Light And Psychotherapy





Just as electricity has always been therapeutically abused by those

who have taken advantage of the suggestive influence of its marvelous

energy, so each new discovery in light has been the source of

pseudo-scientific applications to medicine. When the explanation of

photography was first made, shortly after the middle of the nineteenth

century, and it was demonstrated that it was the blue light, or at

least that end of the spectrum, and even some of the rays beyond the

visible violet, which were the most active in this regard,

applications of this fact to popular medicine became the order of the

day. We had a wave of "blue light therapy" that wandered over this

country and sold tons of blue glass. People simply sat beneath the

blue glass as the sun shone through it and were supposed to absorb the

actinic rays and acquire new life. According to many who had tried

them, the ultra-violet rays were quite equal in their power to heal

and restore new vigor to old frames to the fabled elixir of life of

the olden time. "Rheumatism (that universal ill of the unthinking) in

all its hydra-headed forms disappeared," as one enthusiast declared,

"before the blue light, like the mists of the morning before the sun."

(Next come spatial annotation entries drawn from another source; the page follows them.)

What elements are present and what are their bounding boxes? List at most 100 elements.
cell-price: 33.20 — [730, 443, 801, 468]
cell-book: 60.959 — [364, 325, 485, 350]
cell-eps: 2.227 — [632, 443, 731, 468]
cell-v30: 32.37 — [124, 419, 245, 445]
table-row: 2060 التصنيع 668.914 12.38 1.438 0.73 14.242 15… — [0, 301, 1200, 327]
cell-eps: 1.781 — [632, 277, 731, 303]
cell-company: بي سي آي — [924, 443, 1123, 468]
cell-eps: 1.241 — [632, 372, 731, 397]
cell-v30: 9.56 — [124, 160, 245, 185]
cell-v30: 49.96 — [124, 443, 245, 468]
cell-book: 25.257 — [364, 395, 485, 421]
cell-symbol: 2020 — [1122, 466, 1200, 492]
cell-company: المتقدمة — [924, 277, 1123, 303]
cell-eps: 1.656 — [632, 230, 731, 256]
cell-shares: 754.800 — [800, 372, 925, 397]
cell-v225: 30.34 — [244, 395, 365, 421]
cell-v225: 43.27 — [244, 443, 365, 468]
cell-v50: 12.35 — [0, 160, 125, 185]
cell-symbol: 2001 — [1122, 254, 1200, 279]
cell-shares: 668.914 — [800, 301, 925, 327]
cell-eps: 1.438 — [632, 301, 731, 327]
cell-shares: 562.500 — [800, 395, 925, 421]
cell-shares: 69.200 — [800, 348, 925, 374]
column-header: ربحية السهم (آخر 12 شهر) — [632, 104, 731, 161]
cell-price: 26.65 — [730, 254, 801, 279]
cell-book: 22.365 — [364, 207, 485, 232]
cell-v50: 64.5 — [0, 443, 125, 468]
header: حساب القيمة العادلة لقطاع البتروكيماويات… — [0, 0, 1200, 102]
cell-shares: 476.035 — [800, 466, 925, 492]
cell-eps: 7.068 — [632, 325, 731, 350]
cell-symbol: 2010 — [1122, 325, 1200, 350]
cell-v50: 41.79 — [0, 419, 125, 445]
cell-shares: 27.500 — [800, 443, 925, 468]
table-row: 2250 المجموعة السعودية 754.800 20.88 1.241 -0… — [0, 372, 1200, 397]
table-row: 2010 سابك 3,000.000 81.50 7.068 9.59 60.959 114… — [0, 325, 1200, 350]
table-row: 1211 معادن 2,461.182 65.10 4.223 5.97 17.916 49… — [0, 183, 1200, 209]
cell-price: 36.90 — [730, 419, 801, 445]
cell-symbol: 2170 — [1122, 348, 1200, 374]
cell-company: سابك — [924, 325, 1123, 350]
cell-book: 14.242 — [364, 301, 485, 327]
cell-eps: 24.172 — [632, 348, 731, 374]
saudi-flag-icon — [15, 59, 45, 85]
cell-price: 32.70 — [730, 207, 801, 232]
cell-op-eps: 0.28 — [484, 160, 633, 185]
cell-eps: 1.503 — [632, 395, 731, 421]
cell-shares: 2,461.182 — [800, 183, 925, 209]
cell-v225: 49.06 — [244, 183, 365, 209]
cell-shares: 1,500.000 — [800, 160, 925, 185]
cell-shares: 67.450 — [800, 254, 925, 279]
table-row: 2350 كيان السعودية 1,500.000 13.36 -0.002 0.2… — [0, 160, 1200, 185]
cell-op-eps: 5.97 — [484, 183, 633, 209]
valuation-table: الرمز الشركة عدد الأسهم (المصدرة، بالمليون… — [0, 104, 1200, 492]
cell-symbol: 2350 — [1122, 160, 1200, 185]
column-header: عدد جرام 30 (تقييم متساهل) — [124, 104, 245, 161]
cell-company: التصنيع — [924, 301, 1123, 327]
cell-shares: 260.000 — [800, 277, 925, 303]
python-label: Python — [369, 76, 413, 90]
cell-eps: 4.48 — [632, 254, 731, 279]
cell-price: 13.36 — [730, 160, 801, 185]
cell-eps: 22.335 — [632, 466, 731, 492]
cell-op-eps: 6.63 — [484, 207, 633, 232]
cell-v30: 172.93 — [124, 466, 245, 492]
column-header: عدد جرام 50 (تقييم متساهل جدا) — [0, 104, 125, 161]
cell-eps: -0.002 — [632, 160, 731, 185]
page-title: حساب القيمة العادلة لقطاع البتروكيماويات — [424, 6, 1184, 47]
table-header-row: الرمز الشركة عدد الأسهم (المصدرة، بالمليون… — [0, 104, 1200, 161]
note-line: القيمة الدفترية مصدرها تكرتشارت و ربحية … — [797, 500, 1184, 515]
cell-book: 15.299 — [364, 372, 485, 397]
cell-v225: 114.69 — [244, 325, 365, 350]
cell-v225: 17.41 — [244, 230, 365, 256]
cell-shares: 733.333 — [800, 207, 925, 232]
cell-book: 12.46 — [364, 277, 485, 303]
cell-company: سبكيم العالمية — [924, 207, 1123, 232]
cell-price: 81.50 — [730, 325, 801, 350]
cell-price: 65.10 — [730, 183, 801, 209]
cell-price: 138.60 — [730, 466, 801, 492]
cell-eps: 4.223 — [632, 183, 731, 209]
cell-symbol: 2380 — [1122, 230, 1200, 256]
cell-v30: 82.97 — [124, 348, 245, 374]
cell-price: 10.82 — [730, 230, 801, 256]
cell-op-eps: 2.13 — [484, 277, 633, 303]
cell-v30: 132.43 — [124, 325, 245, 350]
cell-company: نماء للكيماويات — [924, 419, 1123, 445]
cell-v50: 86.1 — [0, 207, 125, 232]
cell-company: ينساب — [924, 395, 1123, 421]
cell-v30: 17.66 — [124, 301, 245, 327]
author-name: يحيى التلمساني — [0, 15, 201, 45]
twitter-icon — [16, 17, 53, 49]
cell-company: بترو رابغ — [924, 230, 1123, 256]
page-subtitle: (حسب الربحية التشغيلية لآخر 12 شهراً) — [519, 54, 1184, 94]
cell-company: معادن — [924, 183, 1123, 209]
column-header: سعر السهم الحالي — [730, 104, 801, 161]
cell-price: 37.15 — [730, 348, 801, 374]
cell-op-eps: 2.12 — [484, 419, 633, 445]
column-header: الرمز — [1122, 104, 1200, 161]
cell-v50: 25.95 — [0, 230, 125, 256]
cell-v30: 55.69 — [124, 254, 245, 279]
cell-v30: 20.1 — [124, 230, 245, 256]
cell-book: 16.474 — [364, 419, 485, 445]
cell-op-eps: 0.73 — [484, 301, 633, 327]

All this, though it is said that the movement had no more serious

foundation than the desire of a manager of a glass factory, who found

himself stocked up with blue glass through a mistake, to dispose of

his surplus stock. He not only did so, but many other manufacturers

turned special attention to the new product because of the demand for

it. The newspaper advertising was through the reading columns. The

results were heard of on every side.